Hatırlarsanız kış aylarında Türkiye’nin günlük gaz çekiş kapasitesinin yalnızca %10’unu karşılayan İran’ın gazı kesmesiyle kriz içinde yeni bir kriz daha yaşamıştık. Pik talebin yaşandığı dönemlerde bunu karşılamakta zorlanabilen bir gaz tedariğimiz var. Dolayısıyla gaz açısından baktığımızda Türkiye açısından fırsat değil, birtakım riskler görüyorum. Özellikle kışın dünyada çok çetin bir sıvılaştırılmış doğal gaz (LNG) kapma yarışı yaşanacak. Geçtiğimiz kış LNG fiyatlarının çok yüksek olduğundan bahsediyorduk, önümüzdeki kış dolar bazında bile o fiyatların iki katına maruz kalacağız. LNG bulamayan ülkeler de olabilir. Nitekim Pakistan geçtiğimiz günlerde sözleşmesi olmasına rağmen gazsız ve elektriksiz kaldı. Bence artık enerji hub’ı olma gibi hedefler koymak istiyorsak hem daha gerçekçi hem de zamanın ruhuna uygun olacak şekilde Avrupa’nın güneş paneli üretim hub’ı olmak gibi hedefler koyalım.

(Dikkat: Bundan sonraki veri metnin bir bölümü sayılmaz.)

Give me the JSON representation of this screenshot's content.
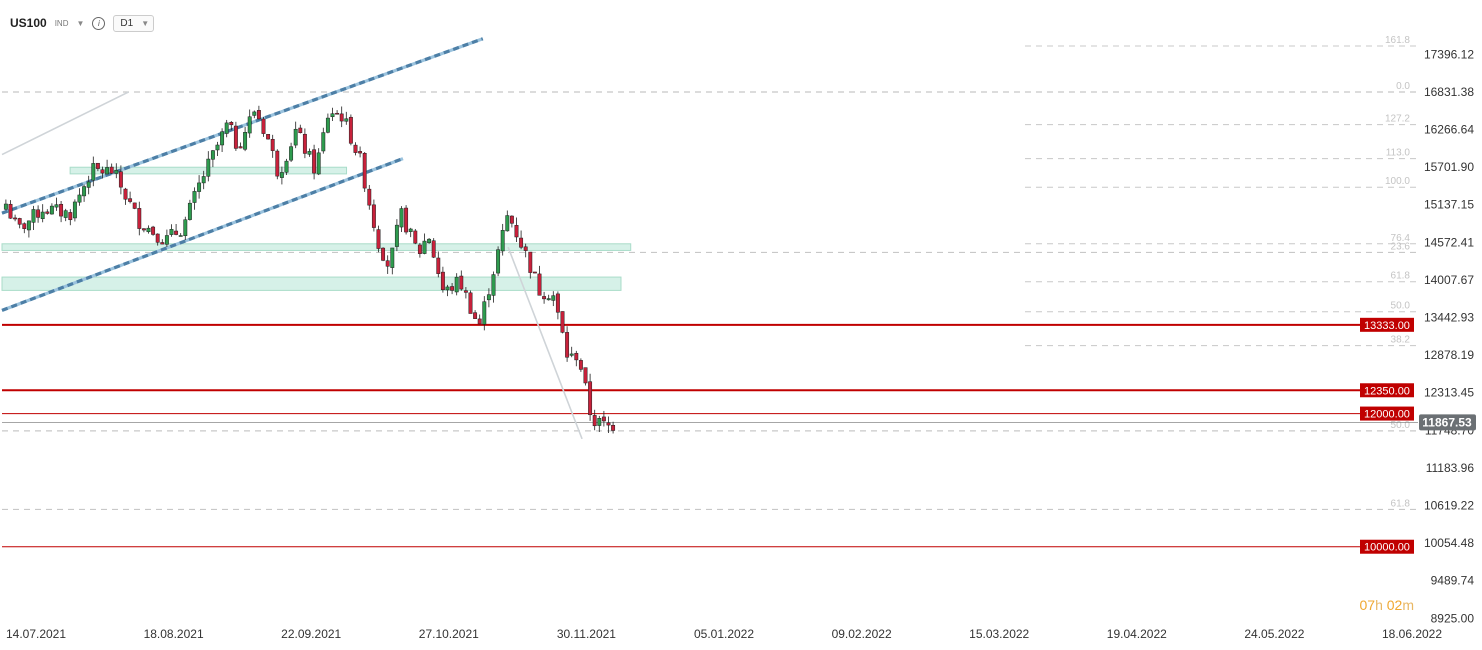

Avrupa Birliği’nin (AB) en son yayınladığı REPowerEU planına göre 2030’a kadar her yıl ortalama 50 GW GES kurulumu yapılması gerekiyor. AB’nin kendi güneş paneli üretim kapasitesi bunun çok uzağında. Üretiminin wafer ve hücre gibi ara üretim adımlarında ise tamamen Çin’e bağımlı. Rusya’ya bağımlılığı düşürmeye çalışırken Çin’e bağımlılığını arttırmamak için bir miktar fiyat dezavantajı da olsa tedarikçilerini farklılaştırmak isteyeceklerdir. Türkiye’nin ciddi bir yerli panel üretim kapasitesi var ve bir know-how da oluşmaya başladı. Ancak panel üretiminin diğer aşamalarında da kapasite yatırımları yapmamız ve AB ülkelerinin ithal etmeyi düşüneceği kalitede yerli paneller üretebilmemiz gerekiyor. Devlet politikası haline getirilirse başaramayacağımız bir hedef değil.